É um dos snacks mais práticos, mas as barras de cereais normalmente contêm (demasiado) açúcar, xarope de milho, farinha de trigo e gorduras trans, que o organismo não consegue metabolizar. "A barra ideal deverá conter fibra e açúcares naturais (fruta, fruta desidratada, frutos secos tâmaras e sementes), hidratos de carbono completos (flocos de aveia, arroz integral, quinoa, trigo-sarraceno, amaranto, millet, espelta e kamut) e gorduras saudáveis (óleo de coco, linhaça, por exemplo). Na dúvida, o melhor é confirmar se a barrinha é ou não nutritiva através da leitura do rótulo e dos ingredientes, tendo em conta que os ingredientes que surgem primeiro na composição são aqueles que existem em maior quantidade", explica a nutricionista Iara Rodrigues.   




3. Sumos de fruta

É enganador - sabemos que a fruta é um dos alimentos mais saudáveis, mas a verdade é que as fibras e as vitaminas se perdem no processo de liquidificação, a não ser que se siga um processo específico que os conservem (hoje já existem máquinas que o fazem). Depois, os sumos de pacote (e sim, mesmo os light) são normalmente ricos em açúcares e conservantes. "Devemos ter ainda mais cuidado com os sumos que combinam frutas diferentes. O açúcar natural da fruta, a frutose, vai-se somando e, sem nos apercebermos, estamos a beber verdadeiras bombas calóricas", diz Tomás Barbosa. 


4. Açaí 

O açaí tornou-se popular nos blogues de fitness e nutrição pelo seu elevado valor energético, que o torna numa ótima refeição pré-treino. No entanto, se não vai fazer desporto, tenha em conta que esta não será a melhor opção para um lanche. "As taças de açaí que se vendem normalmente em cafés têm normalmente granola, banana, mel e até leite condensado. Uma refeição destas pode ter 600 calorias ou mais", explica Tomás Barbosa. "Mas o açaí tem vários benefícios nutricionais, só é importante ter atenção às quantidades e ao que misturamos com o gelado", aconselha o nutricionista.


5. Tapioca  

Também a tapioca se tornou popular entre os bloguers fitness e, de repente, passámos a encontrá-la em todo o lado; principalmente entre os lanches #saudáveis no Instagram. "A tapioca tem um indíce glicémico muito elevado, ou seja, a absorção de açúcares pelo organismo vai ser rápida. Em termos nutricionais, lanchar um crepe de tapioca é igual a comer um waffle", avança Tomás Barbosa.     


6. Frutos secos 

Os frutos secos têm inúmeros benefícios nutricionais; isto, se forem consumidos com moderação. "Uma mão cheia de nozes tem as mesmas calorias do que um bife de vaca", compara Tomás Barbosa. "As amendoas e nozes são ideais para quando vamos ficar muito tempo sem comer, durante uma viagem, por exemplo. Isto porque são ricos em gorduras polisaturadas (as boas, portanto) e não vão deixar que o metabolismo abrande o seu ritmo, já que vão obrigá-lo a um processo de metabolização que dura entre três a quatro horas", explica. "Devemos evitar os frutos secos fritos e com sal, preferir sempre as opções cruas, ao natural, e controlar ao máximo as doses, porque têm muita gordura e calorias". 

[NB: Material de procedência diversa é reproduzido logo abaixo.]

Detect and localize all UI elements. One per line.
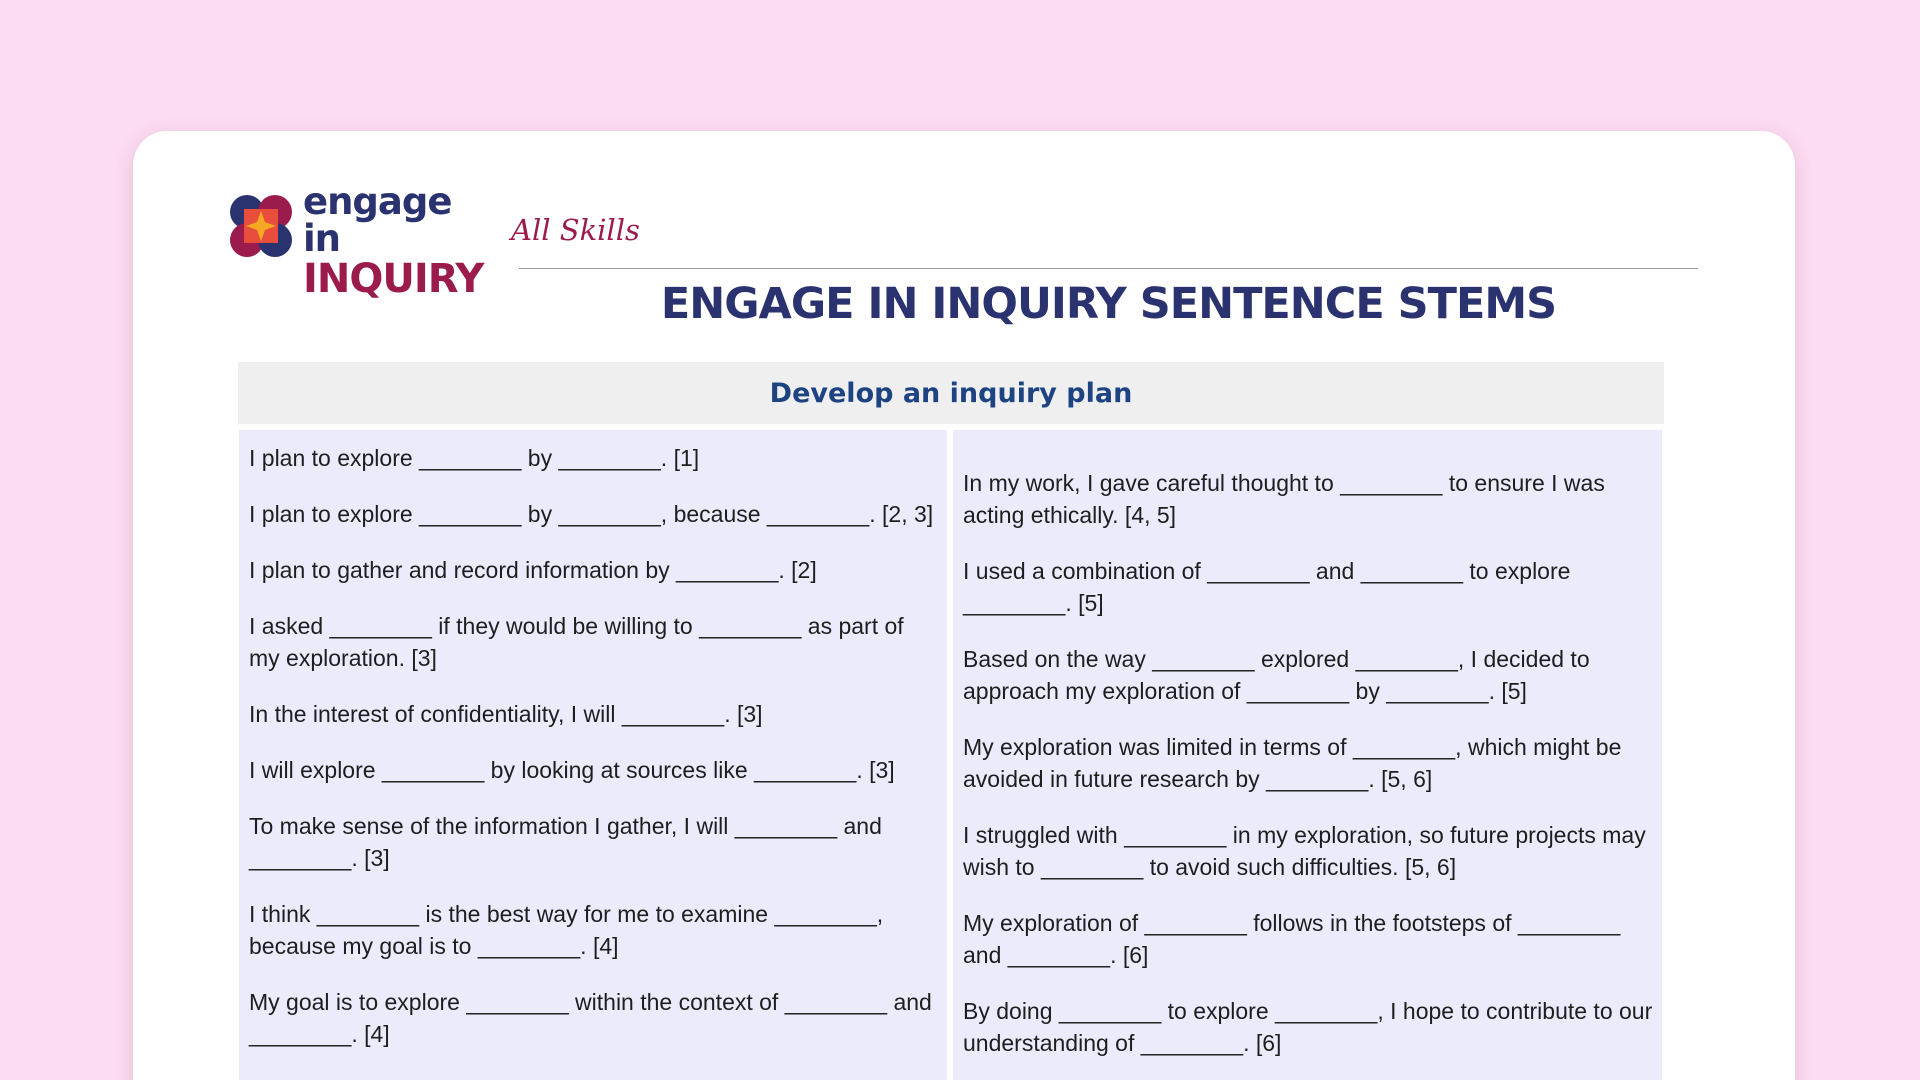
header-divider	[519, 268, 1698, 269]
logo-text-line1: engage in	[303, 180, 452, 260]
left-stems-column	[239, 430, 947, 1080]
sentence-stem: I think ________ is the best way for me to examine ________, because my goal is to ________. [4]	[249, 901, 884, 959]
sentence-stem: I plan to explore ________ by ________. [1]	[249, 445, 700, 471]
sentence-stem: I will explore ________ by looking at sources like ________. [3]	[249, 757, 895, 783]
logo-wordmark	[303, 180, 488, 302]
sentence-stem: By doing ________ to explore ________, I hope to contribute to our understanding of ________. [6]	[963, 998, 1653, 1056]
sentence-stem: My exploration was limited in terms of ________, which might be avoided in future research by ________. [5, 6]	[963, 734, 1622, 792]
sentence-stem: My goal is to explore ________ within the context of ________ and ________. [4]	[249, 989, 932, 1047]
sentence-stem: My exploration of ________ follows in the footsteps of ________ and ________. [6]	[963, 910, 1621, 968]
engage-in-inquiry-logo-icon	[228, 193, 294, 259]
section-header	[238, 362, 1664, 424]
engage-in-inquiry-logo	[228, 180, 488, 302]
skills-label: All Skills	[511, 213, 640, 247]
page-title: ENGAGE IN INQUIRY SENTENCE STEMS	[660, 279, 1557, 329]
sentence-stem: In my work, I gave careful thought to ________ to ensure I was acting ethically. [4, 5]	[963, 470, 1605, 528]
logo-text-line2: INQUIRY	[303, 256, 484, 302]
sentence-stem: In the interest of confidentiality, I will ________. [3]	[249, 701, 763, 727]
worksheet-card	[133, 131, 1795, 1080]
section-heading: Develop an inquiry plan	[769, 377, 1133, 409]
sentence-stem: To make sense of the information I gather, I will ________ and ________. [3]	[249, 813, 882, 871]
right-stems-column	[953, 430, 1662, 1080]
sentence-stem: I asked ________ if they would be willing to ________ as part of my exploration. [3]	[249, 613, 904, 671]
sentence-stem: I plan to gather and record information by ________. [2]	[249, 557, 817, 583]
sentence-stem: Based on the way ________ explored ________, I decided to approach my exploration of ________ by ________. [5]	[963, 646, 1590, 704]
sentence-stem: I used a combination of ________ and ________ to explore ________. [5]	[963, 558, 1571, 616]
sentence-stem: I struggled with ________ in my exploration, so future projects may wish to ________ to avoid such difficulties. [5, 6]	[963, 822, 1646, 880]
sentence-stem: I plan to explore ________ by ________, because ________. [2, 3]	[249, 501, 934, 527]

7. Produtos light e sem adição de açúcar 

"Quando lemos numa embalagem os termos «light» e «sem adição de açúcares» devemos desconfiar. Normalmente as marcas cortam nos açúcares mas aumentam as gorduras para manter o sabor, o que acaba por ser tão ou mais prejudicial do que o produto original", diz Tomás Barbosa. O ideal será ler o rótulo com atenção para sabermos exatamente o que estamos a ingerir e em que quantidades.